The William Wallace campaign was the tutorial, introducing players to the game's basics, which was just perfect for the kids I knew. None of us at the time really took note of just how awful the Scottish accents are, with the actor somehow settling on being a pirate instead. The campaign itself alludes to famous battles but is as true to them as Braveheart, with its base building design and simple combat not really allowing it to facilitate the kinds of tactics that defined the Scottish Wars of Independence. Hardly educational in any sense, but enthralling all the same.
It didn't stop there however.
Once you got a bunch of eager young kids into one RTS, suddenly they wanted to know about others. Soon I had folk who distinctly would've shunned "space shite" asking about Starcraft and soon enough Command & Conquer. These kids who'd never let themselves be called nerds in a million years were now desperately figuring out how to construct additional pylons. Wild stuff. You should've seen their faces when I showed them Shogun: Total War for the first time where you could have thousands of dudes on screen at once. There was also an actual Braveheart video game too...it was just, not very good.

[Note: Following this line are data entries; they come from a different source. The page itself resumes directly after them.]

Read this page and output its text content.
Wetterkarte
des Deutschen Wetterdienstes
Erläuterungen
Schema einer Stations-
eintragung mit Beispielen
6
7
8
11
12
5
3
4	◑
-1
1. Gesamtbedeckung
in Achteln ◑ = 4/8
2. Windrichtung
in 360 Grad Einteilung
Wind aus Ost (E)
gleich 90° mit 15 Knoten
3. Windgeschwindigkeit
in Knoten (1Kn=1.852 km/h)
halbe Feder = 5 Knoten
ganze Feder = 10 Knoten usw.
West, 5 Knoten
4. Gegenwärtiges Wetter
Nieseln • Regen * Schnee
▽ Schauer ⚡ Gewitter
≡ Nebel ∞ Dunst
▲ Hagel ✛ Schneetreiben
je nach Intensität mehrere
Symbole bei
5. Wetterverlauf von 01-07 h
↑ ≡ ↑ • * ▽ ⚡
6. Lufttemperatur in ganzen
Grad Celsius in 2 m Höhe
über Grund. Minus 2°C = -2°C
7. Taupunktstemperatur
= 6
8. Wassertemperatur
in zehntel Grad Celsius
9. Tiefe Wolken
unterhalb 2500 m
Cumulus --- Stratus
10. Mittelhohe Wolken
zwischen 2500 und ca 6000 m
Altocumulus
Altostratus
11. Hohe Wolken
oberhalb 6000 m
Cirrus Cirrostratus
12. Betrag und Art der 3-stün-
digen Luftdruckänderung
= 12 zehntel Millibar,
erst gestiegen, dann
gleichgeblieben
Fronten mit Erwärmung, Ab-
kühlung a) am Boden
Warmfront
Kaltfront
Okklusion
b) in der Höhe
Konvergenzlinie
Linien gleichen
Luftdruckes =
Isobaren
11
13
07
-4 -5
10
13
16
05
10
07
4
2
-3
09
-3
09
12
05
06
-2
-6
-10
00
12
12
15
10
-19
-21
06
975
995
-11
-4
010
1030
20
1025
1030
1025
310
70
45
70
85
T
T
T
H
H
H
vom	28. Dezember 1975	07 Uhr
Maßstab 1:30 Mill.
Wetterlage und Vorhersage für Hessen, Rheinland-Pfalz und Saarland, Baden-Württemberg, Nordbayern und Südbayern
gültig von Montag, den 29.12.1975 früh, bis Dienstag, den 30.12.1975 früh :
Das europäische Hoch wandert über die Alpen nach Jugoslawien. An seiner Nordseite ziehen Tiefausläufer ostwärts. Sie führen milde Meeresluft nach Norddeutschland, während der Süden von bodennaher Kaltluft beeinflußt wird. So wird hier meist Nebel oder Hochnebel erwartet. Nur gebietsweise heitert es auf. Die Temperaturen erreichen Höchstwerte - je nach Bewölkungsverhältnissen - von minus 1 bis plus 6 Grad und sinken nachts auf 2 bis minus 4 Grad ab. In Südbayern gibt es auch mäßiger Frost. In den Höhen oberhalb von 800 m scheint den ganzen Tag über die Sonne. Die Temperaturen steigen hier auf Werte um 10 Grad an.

It didn't really last of course. Most drifted back to their preferred series like FIFA. But for a little while, they wanted to know. I won't forget how easily Age of Empires got a whole bunch of kids who had no interest in strategy games hooked on the genre with the simple promise of representation. How powerful it can be to see something of yourself in the art available to you. For me, however, my taste in games only broadened while my relationship with my Scottish identity grew more complicated over time as I found myself repulsed by nationalism but deeply connected with my heritage. Sometimes my personal feelings hover around that famous speech from Renton in Trainspotting, which came out a year after Braveheart.
Age of Empires 2 helped me understand not only the value of representation at a very young age, but, as I grew older and more disillusioned, also helped me see how dire the representation people often get is. We spend so much time struggling to get a seat at the table that we don't get any time there to discuss the full spectrum of our experiences. On the rare occasion a game covers our history, it's not from a Scottish perspective, and you do wonder how warped our sense of self has become from external romanticism. Where are the tales that wrestle with our identity, our position as a nation of colonisers and the colonised? That expose more personal truths about what being Scottish really means? If Age of Empires 2 could so easily draw folk around me in, how easily could it have shown us a more thoughtful story?
As keenly as I am aware of the topics and stories of Scotland that remain untouched, I can see the blank spaces of my own understanding, where whole nations and peoples have barely had their stories told in favour of another story about the plight of the privileged.
I am dying for more Scottish games and, well, games from every kind of folks. Cause when you get these games, when you let people celebrate their own history and culture, you can invite them into whole new ideas. There's power in that beyond just getting them to sit down with another genre.
With the Definitive Edition here, I doubt it'll have the impact it did on a bunch of hopeless kids back in the 90s but I'm tempted to return, to get a wee slice of my own history through the lens of an accessible RTS. Even if it's only to long for more substantial games about my home country. Well, that and to see if they sorted out the bloody awful accents.